An interesting story is told of the numerous times that the command helicopter was now-and-again disabled by the intense ZANLA fire resulting in it being replaced only for the new one to be disabled again-and-again.
This went on throughout the day as narrated by one Rhodie: “Brian Rodinson (who commanded from the helicopter) had only just began to give orders when his command helicopter was hit, forcing him to clear to the admin base.
One of the trooper helicopters took serious hits that rendered it unfit to fly even for a one-time flight to Rhodesia.
I inspected the command helicopter and one other damaged helicopter.
There was no hope of switching the complex radio system on the command aircraft and so was grounded.
The other helicopter had its ‘tail’ cut off completely.”
It is important to note that a second command helicopter which Brian Robson had taken back to the battle was again disabled by great ZANLA fire and brought back to the admin base.
Another interesting story involved a Rhodesian veteran pilot who was assigned to hit a base camp called Percy Ntini which housed ZANLA freedom fighters that had been injured in the battlefield and were recuperating.
The Rhodie veteran thought he was going to have it easy, wiping out all the ZANLA injured fighters in the base camp.

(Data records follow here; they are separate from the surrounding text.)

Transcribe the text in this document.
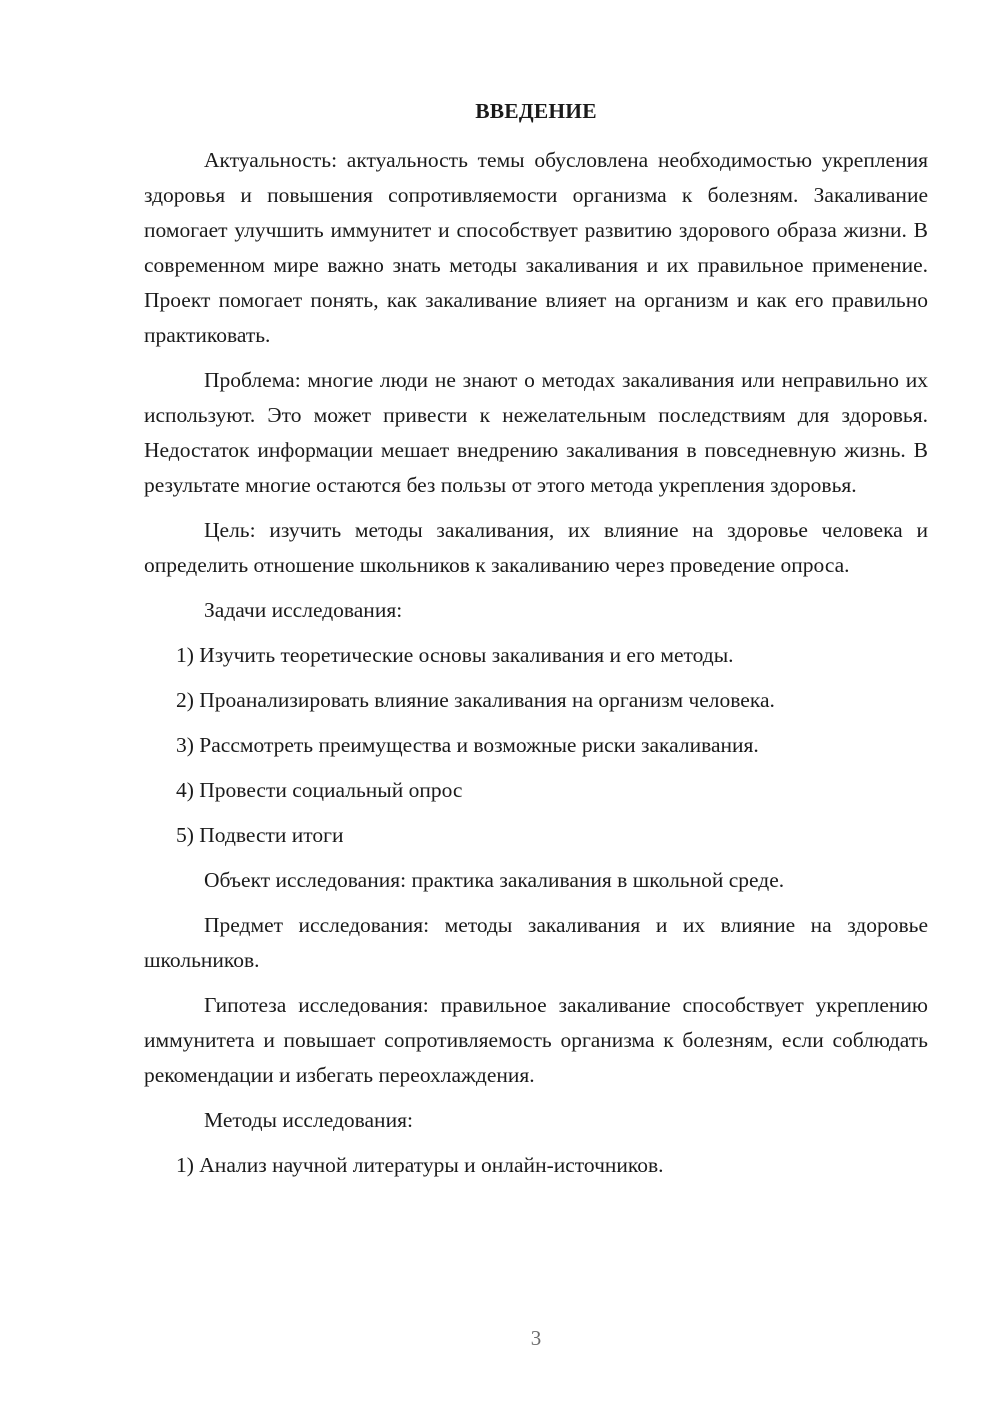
ВВЕДЕНИЕ

Актуальность: актуальность темы обусловлена необходимостью укрепления здоровья и повышения сопротивляемости организма к болезням. Закаливание помогает улучшить иммунитет и способствует развитию здорового образа жизни. В современном мире важно знать методы закаливания и их правильное применение. Проект помогает понять, как закаливание влияет на организм и как его правильно практиковать.

Проблема: многие люди не знают о методах закаливания или неправильно их используют. Это может привести к нежелательным последствиям для здоровья. Недостаток информации мешает внедрению закаливания в повседневную жизнь. В результате многие остаются без пользы от этого метода укрепления здоровья.

Цель: изучить методы закаливания, их влияние на здоровье человека и определить отношение школьников к закаливанию через проведение опроса.

Задачи исследования:

1) Изучить теоретические основы закаливания и его методы.
2) Проанализировать влияние закаливания на организм человека.
3) Рассмотреть преимущества и возможные риски закаливания.
4) Провести социальный опрос
5) Подвести итоги

Объект исследования: практика закаливания в школьной среде.

Предмет исследования: методы закаливания и их влияние на здоровье школьников.

Гипотеза исследования: правильное закаливание способствует укреплению иммунитета и повышает сопротивляемость организма к болезням, если соблюдать рекомендации и избегать переохлаждения.

Методы исследования:

1) Анализ научной литературы и онлайн-источников.
3
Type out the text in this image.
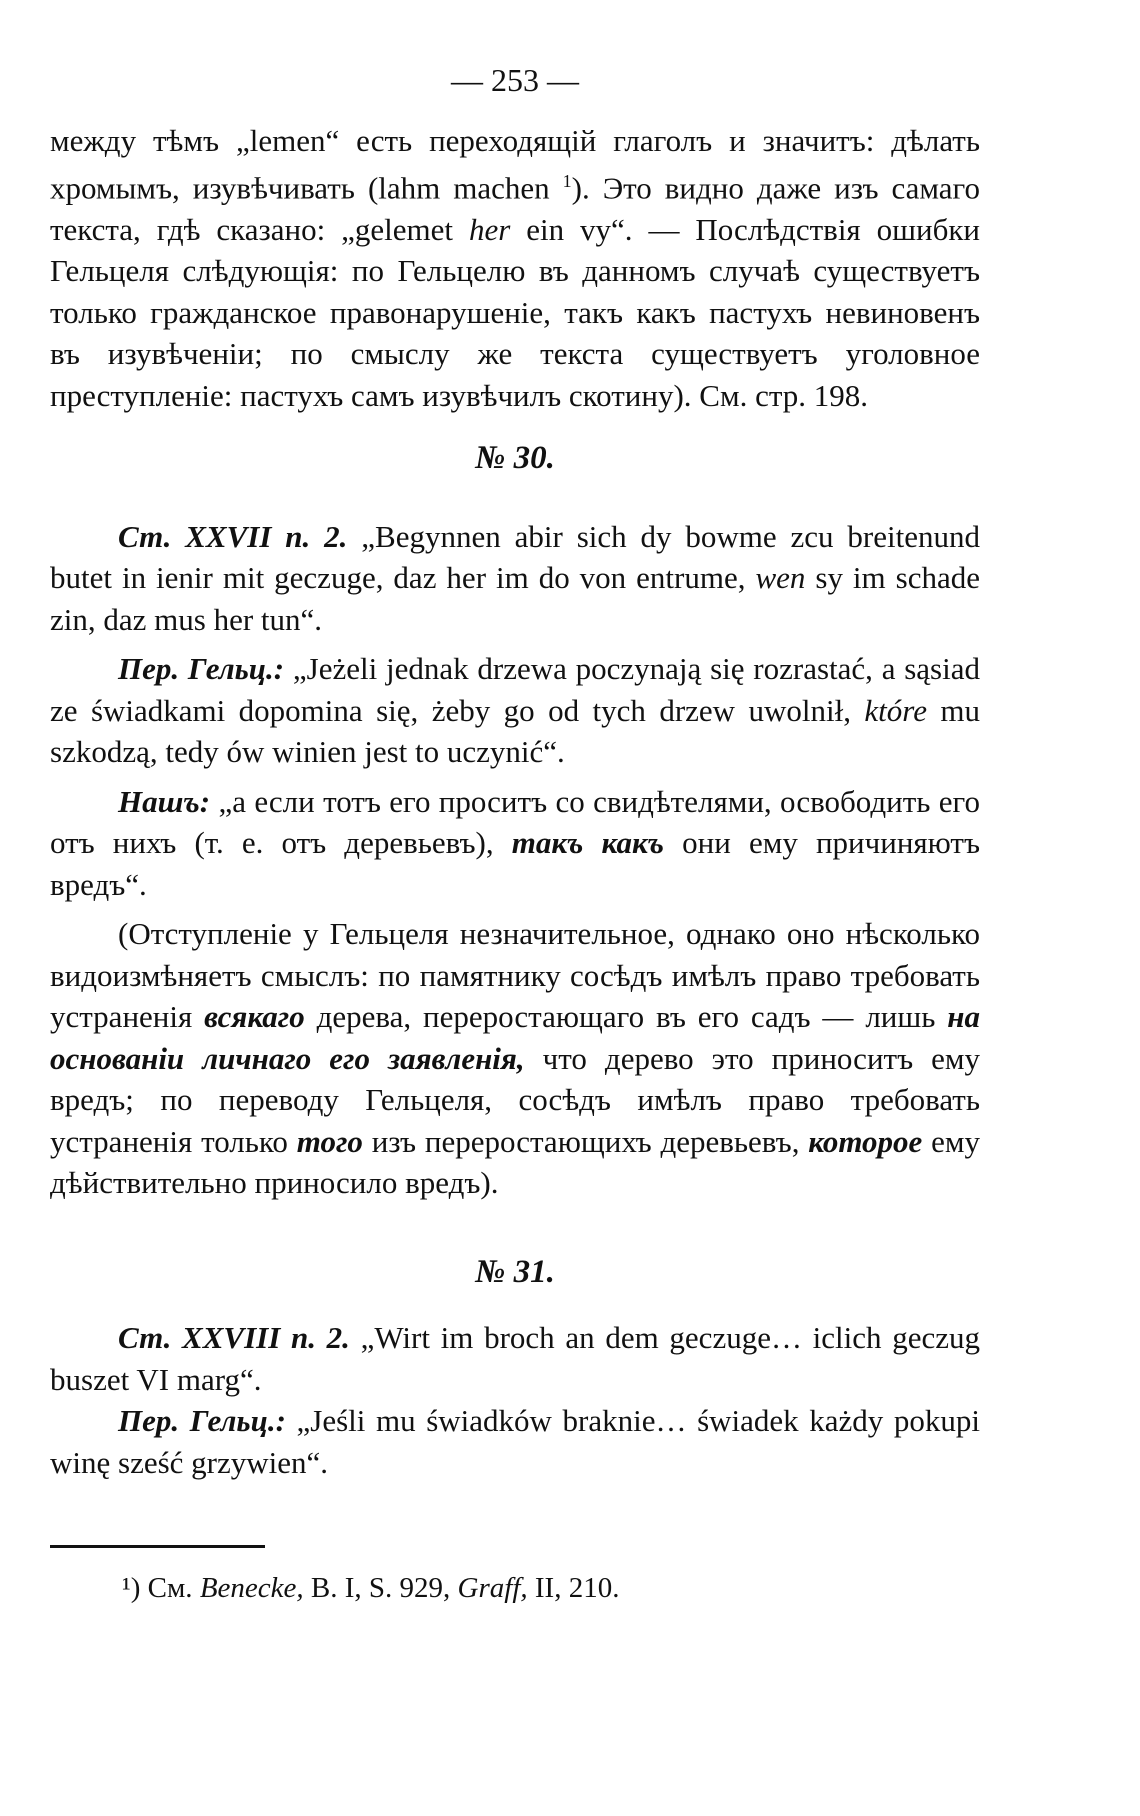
— 253 —

между тѣмъ „lemen“ есть переходящій глаголъ и значитъ: дѣлать хромымъ, изувѣчивать (lahm machen $^1$). Это видно даже изъ самаго текста, гдѣ сказано: „gelemet her ein vy“. — Послѣдствія ошибки Гельцеля слѣдующія: по Гельцелю въ данномъ случаѣ существуетъ только гражданское правонарушеніе, такъ какъ пастухъ невиновенъ въ изувѣченіи; по смыслу же текста существуетъ уголовное преступленіе: пастухъ самъ изувѣчилъ скотину). См. стр. 198.

№ 30.

Ст. XXVII п. 2. „Begynnen abir sich dy bowme zcu breitenund butet in ienir mit geczuge, daz her im do von entrume, wen sy im schade zin, daz mus her tun“.

Пер. Гельц.: „Jeżeli jednak drzewa poczynają się rozrastać, a sąsiad ze świadkami dopomina się, żeby go od tych drzew uwolnił, które mu szkodzą, tedy ów winien jest to uczynić“.

Нашъ: „а если тотъ его проситъ со свидѣтелями, освободить его отъ нихъ (т. е. отъ деревьевъ), такъ какъ они ему причиняютъ вредъ“.

(Отступленіе у Гельцеля незначительное, однако оно нѣсколько видоизмѣняетъ смыслъ: по памятнику сосѣдъ имѣлъ право требовать устраненія всякаго дерева, переростающаго въ его садъ — лишь на основаніи личнаго его заявленія, что дерево это приноситъ ему вредъ; по переводу Гельцеля, сосѣдъ имѣлъ право требовать устраненія только того изъ переростающихъ деревьевъ, которое ему дѣйствительно приносило вредъ).

№ 31.

Ст. XXVIII п. 2. „Wirt im broch an dem geczuge… iclich geczug buszet VI marg“.

Пер. Гельц.: „Jeśli mu świadków braknie… świadek każdy pokupi winę sześć grzywien“.

¹) См. Benecke, B. I, S. 929, Graff, II, 210.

He had a rude awakening as noted below.
“Flight Lt Mark Mclean (the Rhodie veteran) had been allocated a satellite target (Percy Ntini base camp).
He was met with a lot of anti-aircraft fire there.
He got a graze and large swelling above his right eye which bore witness to how close he had come to death from a vertical bullet strike that had torn a section out of his protective helmet.
As with Mark’s aircraft, every other K- car – helicopter had taken many small and large calibre strikes (from ZANLA fighters).”
Besides helicopters having a torrid time, other Rhodesian aircraft were not spared.
“Some anti-aircraft guns took on the slow-flying Dakotas as they passed in extended line disgorging troops.
One of the vampires was crippled by ground fire and its pilot was killed.”
On top of the helicopters and other aircraft which had suffered a lot during the attack, Rhodesian ground forces were also killed.
Rhodies, having discovered that they had got more than what they had bargained for decided to end the attack with a real war crime of horrendous proportions.
There was a camp called Osibisa where women stayed.
A section of the Rhodesian paratroopers got there and committed a satanic war crime.
One of the Rhodies tells us the story.
“There was a crude brick building in which were housed a series of latrines.
An enclosed passage ran down the length of the latrines and at the end was a wooden door.
The door was closed and so it was a fair guess that people were hiding in the passageway and possibly in the latrines.
A female guerilla fighter suddenly stood up from nowhere, her arms raised above her head.
‘Surrender! Surrender! she begged hysterically, but one of the men shot her through the head.
Then that man crouched over his Mag-Nato – medium machine gun and emptied belt after belt into the wooden door.
There were people in that building.
They were women and children.
They came out of the building – living and dead, wailing, crying screaming for mercy.
The area around the doorway was a mass of heaving blooded dismembered humanity.
A few desperate and wounded survivors, some of the mothers managed to drag themselves to the gunner and clung imploringly around his legs.
But their pleas for mercy went unheeded as the gunner shot them at his feet.”
The then wife to the then secretary-general of ZANU Edgar Tekere, one Anne Mujeni, confirmed the above murder after the war.
She had survived by hiding deep inside a pit latrine when the above murder took place.
It is pleasing to note that in less than a month, ZANLA had come back to Chimoio Camp at Takawira Base Two and resumed their training programme.
Whenever we remember Operation Dingo, let us not be distracted by the murders that were committed by the Rhodies.
We must always remember with great pride the great fight that was put up by ZANLA with limited resources against the ‘mighty’ Rhodesian Airforce.